Podsumowanie
W 18. Kolejce naprzeciwko siebie stanęły aktualne liderki oraz wiceliderki 1. Ligi, w bardzo ważnym spotkaniu w kontekście awansu do Ekstraligi. Od pierwszych minut można było zobaczyć ostrą walkę o każdą piłkę, a także wysokie ustawienie Pogoni i głęboką defensywę drużyny z Radomia. Zagęszczenie gry przed swoim polem karnym pozwalało drużynie gości na skuteczną obronę kreowanych przez Pogoń atakaów.
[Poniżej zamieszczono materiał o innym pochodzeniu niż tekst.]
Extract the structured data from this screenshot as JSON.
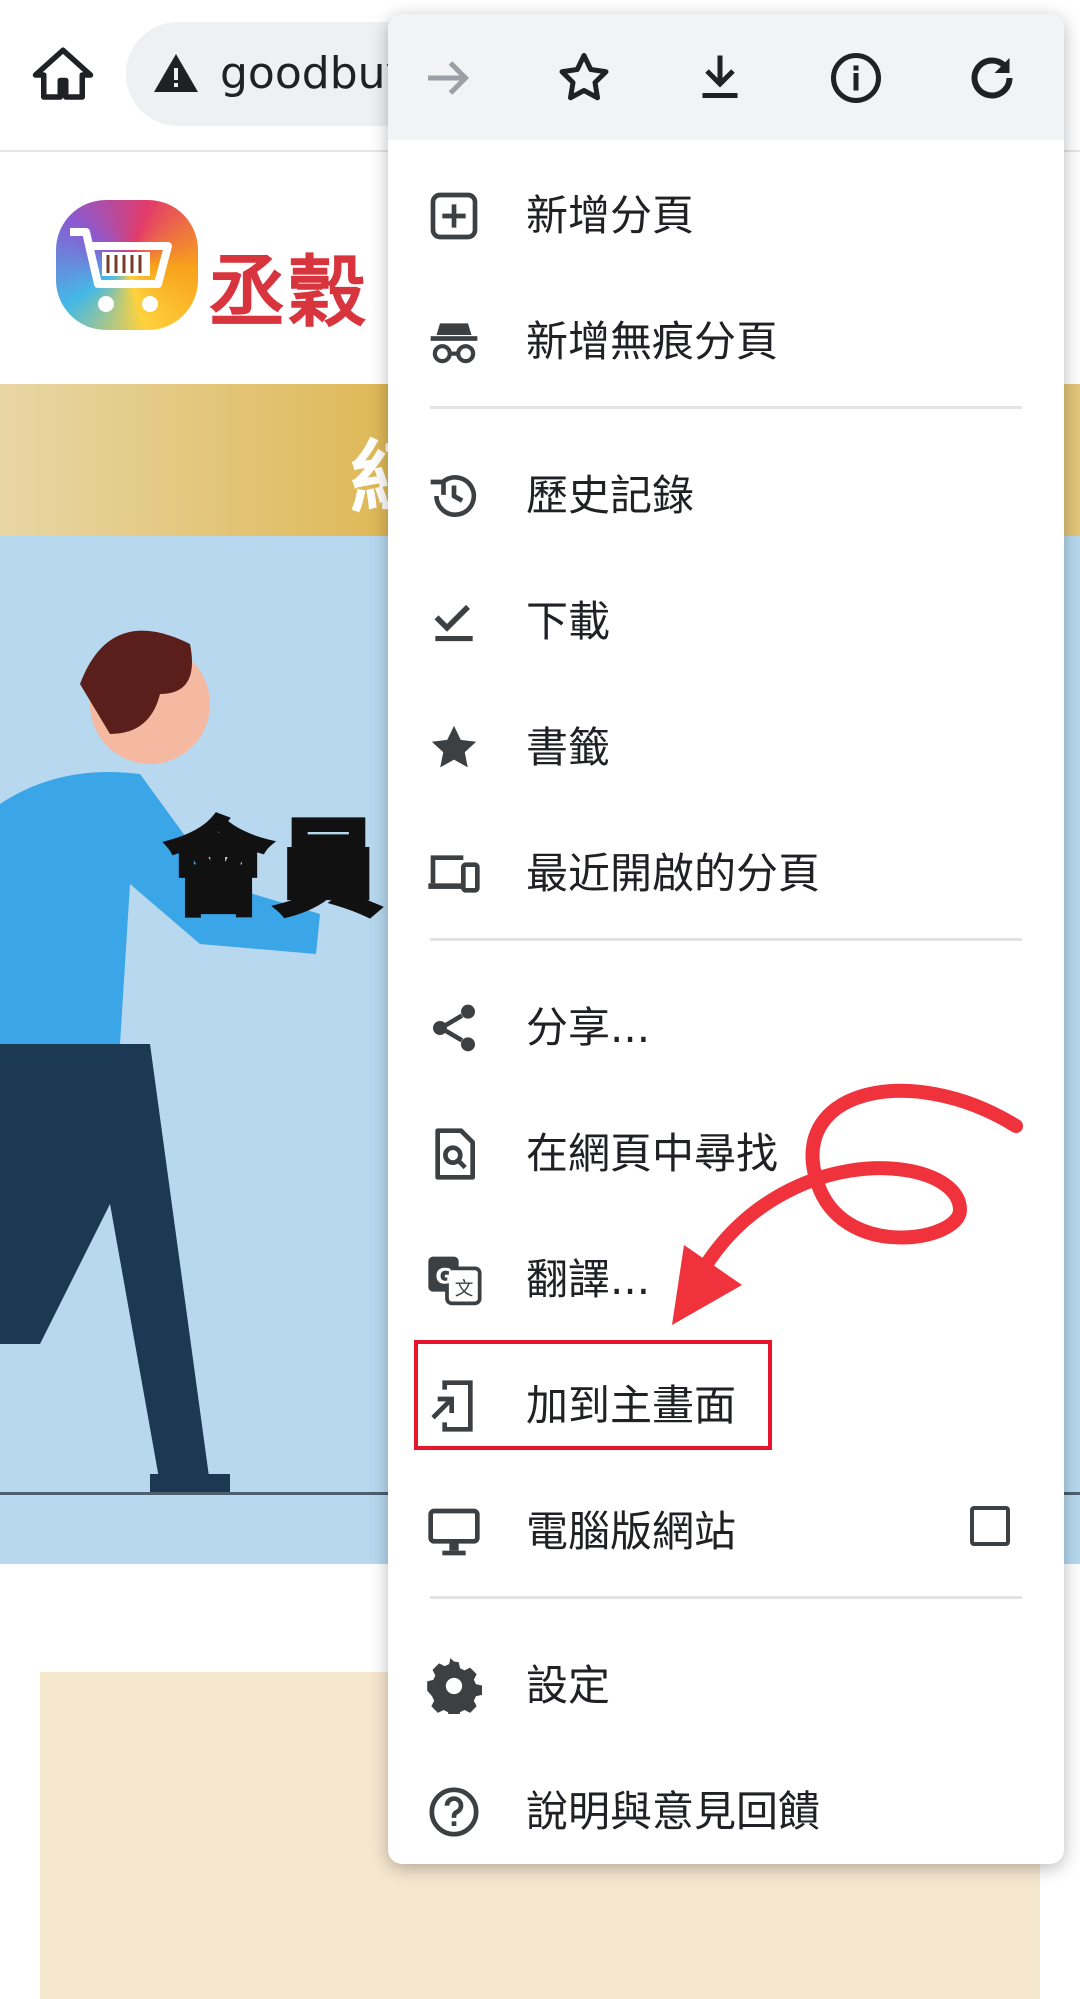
{
  "toolbar": {
    "url_text": "goodbuy",
    "icons": [
      "home-icon",
      "warning-icon"
    ]
  },
  "page": {
    "logo_text": "丞穀",
    "hero_title": "會員",
    "hero_band_text": "紅"
  },
  "menu": {
    "top_icons": [
      "forward-icon",
      "star-outline-icon",
      "download-icon",
      "info-icon",
      "refresh-icon"
    ],
    "items": [
      {
        "label": "新增分頁",
        "icon": "new-tab-icon"
      },
      {
        "label": "新增無痕分頁",
        "icon": "incognito-icon"
      },
      {
        "label": "歷史記錄",
        "icon": "history-icon"
      },
      {
        "label": "下載",
        "icon": "downloads-icon"
      },
      {
        "label": "書籤",
        "icon": "bookmark-star-icon"
      },
      {
        "label": "最近開啟的分頁",
        "icon": "recent-tabs-icon"
      },
      {
        "label": "分享...",
        "icon": "share-icon"
      },
      {
        "label": "在網頁中尋找",
        "icon": "find-in-page-icon"
      },
      {
        "label": "翻譯...",
        "icon": "translate-icon"
      },
      {
        "label": "加到主畫面",
        "icon": "add-to-home-icon"
      },
      {
        "label": "電腦版網站",
        "icon": "desktop-icon",
        "checkbox_checked": false
      },
      {
        "label": "設定",
        "icon": "settings-gear-icon"
      },
      {
        "label": "說明與意見回饋",
        "icon": "help-icon"
      }
    ]
  },
  "annotation": {
    "highlight_color": "#e5152c",
    "arrow_color": "#f0323c"
  }
}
Każdy mur musi jednak kiedyś runąć i w 27. minucie, Nadia Czarnecka, znajdując dobrze ustawioną Sobal, umożliwiła jej wyprowadzenie gospodyń na prowadzenie. Hydrotruck, który również stworzył sobie kilka dogodnych sytuacji do strzelenia gola, musiał poczekać na niego aż do 45 minuty. Wówczas, jedna z zawodniczek z Radomia, była nieprzepisowo zatrzymywana w polu karnym, sędzia wskazała na „wapno” a Federica Dall’Ara pewnym strzałem pokonała Annę Kowalik. Do szatni, kwestia zwycięstwa w tym meczu pozostawała otwarta.
Sytuacja uległa jednak zmianie około 15 minut po przerwie, kiedy to po stałym fragmencie gry i zagraniu Amelii Chmury, Karolina Barczak wyprowadziła drużynę gości na prowadzenie. Stracona bramka odmieniła oblicze gry i Pogoń w drugiej połowie charakteryzowały niedokładność i brak organizacji. Pomimo to Tczewianki walczyły o trzy punkty do końca, przed dobrymi szansami stanęły między innymi Kamila Wołejszo, której strzał trafił w poprzeczkę, czy Magdalena Sobal. Ta druga, blisko 90. minuty, miała okazję zamienić rzut karny na bramkę po zagraniu ręką, jednak z tego pojedynku zwycięsko wyszła bramkarka z Radomia. Trzeciego gola wieńczącego to spotkanie, Pogoń straciła ponownie po stałym fragmencie gry i zamieszaniu w polu karnym, w którym najlepiej odnalazła się Dall’Ara i pogrzebała szansę Pogoni na trzy punkty.